More than a week ago, the morning after a night of protests that occurred all over New York City, it was the day before Thanksgiving and as I was running errands and packing for New Hampshire, I felt like the city was incredibly tense. It was raining hard and so cold that the rain drops were sharp, like tiny icicles. Like me, everyone was tying up their loose ends, finishing up their shortened work week and preparing to leave for the holiday. The line at Trader Joes was out the door and onto the street, and I kept seeing people carrying bags of fall colored flower arrangements, trying to shield them from the rain.
Later that evening when I was stuck on a bus crawling through the snow on the Massachusetts highway, I began to realize the reason for the intensity I had felt that morning. It wasn’t the impending upstate snowstorm (people here are used to snow, I’m pretty sure I was the only one worried about never making it to New Hampshire) but the impending holiday. More than just worry about turkeys cooking and black Friday lines, the tension was created by the juxtaposition between the busy holiday season and the unrest over the ruling in Ferguson.
I’ve never lived in New York before, so I don’t know what the Holiday season is usually like. I can guess that it is normally pretty intense, because it seems to me like everything in this city is heightened. But maybe this year there is a sharp edge to the normally cheerful season because it’s hard to get into the Christmas spirit when there is such visible injustice against the lives of black people in our country.
Last night a protest, today Christmas shopping. My privileges in life allow me to quickly switch from rage over injustice to happiness about a sample sale. It feels so wrong.

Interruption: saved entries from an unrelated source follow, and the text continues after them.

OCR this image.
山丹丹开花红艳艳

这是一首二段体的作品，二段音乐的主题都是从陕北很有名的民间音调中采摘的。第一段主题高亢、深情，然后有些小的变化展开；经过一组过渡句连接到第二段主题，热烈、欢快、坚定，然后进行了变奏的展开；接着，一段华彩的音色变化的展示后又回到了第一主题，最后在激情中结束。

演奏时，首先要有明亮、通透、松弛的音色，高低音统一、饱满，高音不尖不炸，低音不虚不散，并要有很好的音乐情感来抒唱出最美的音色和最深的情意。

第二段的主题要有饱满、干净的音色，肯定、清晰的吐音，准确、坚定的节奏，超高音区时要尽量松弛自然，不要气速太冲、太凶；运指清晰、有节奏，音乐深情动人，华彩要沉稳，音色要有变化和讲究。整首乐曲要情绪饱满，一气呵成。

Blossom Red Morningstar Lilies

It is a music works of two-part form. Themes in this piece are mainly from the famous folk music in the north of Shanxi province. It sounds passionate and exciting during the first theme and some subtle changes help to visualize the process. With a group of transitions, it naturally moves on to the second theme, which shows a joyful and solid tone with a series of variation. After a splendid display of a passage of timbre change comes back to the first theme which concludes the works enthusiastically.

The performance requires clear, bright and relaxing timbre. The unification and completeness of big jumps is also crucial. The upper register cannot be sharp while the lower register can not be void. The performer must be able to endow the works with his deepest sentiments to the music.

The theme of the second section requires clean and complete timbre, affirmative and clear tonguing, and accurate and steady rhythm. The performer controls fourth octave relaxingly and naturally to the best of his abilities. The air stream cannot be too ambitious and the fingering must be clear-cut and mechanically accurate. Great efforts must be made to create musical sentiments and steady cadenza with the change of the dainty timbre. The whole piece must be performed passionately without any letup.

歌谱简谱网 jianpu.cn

My Thanksgiving break in New Hampshire was like a snow covered haven of relaxation, filled with good food, wine, and the dog hair of an incredibly excited lab named Phoebe. Emily and I had Thanksgiving with her Aunt Deb and Uncle Marc and their two adorable girls Olivia (age 8) and Quinn (age 3) at Deb’s friend AJ’s house. Everyone was so welcoming of the two poor college girls who needed food and comfort while away from home on a holiday. (And they devoured the chocolate chip cookies I made–my Gram’s recipe never fails!) It was lovely, and there was a cat named Bunny who helped to calm my separation anxiety from my own fab kitties.
Post Thanksgiving, Aunt Deb and Quinn joined Emily and I on a trip to Micheal’s to pick up essential Christmas decor items. Then, back at Em’s dorm we decked the halls and rocked out to Micheal Buble for pretty much the entire evening. Her dorm room is so much larger than mine it fills me with jealousy just thinking about it.
The University of New Hampshire is such a beautiful campus, especially covered in sparkling snow. It has that college campus-ey feeling that NYU replaces with the weird pigeons in Washington Square Park. The part of New Hampshire that I saw basically consisted of cute towns and farms, which reminded me a lot of home. It smelled really good. (I’ll be honest: everywhere smells good compared to New York).
I am in this picture, but it’s hard to tell.
I was sad to go back to the city, but once I returned, I felt a sense of new determination to end this semester on a strong note instead of feebly crumbling under the pressure of finals and papers. We’ll see how it actually turns out.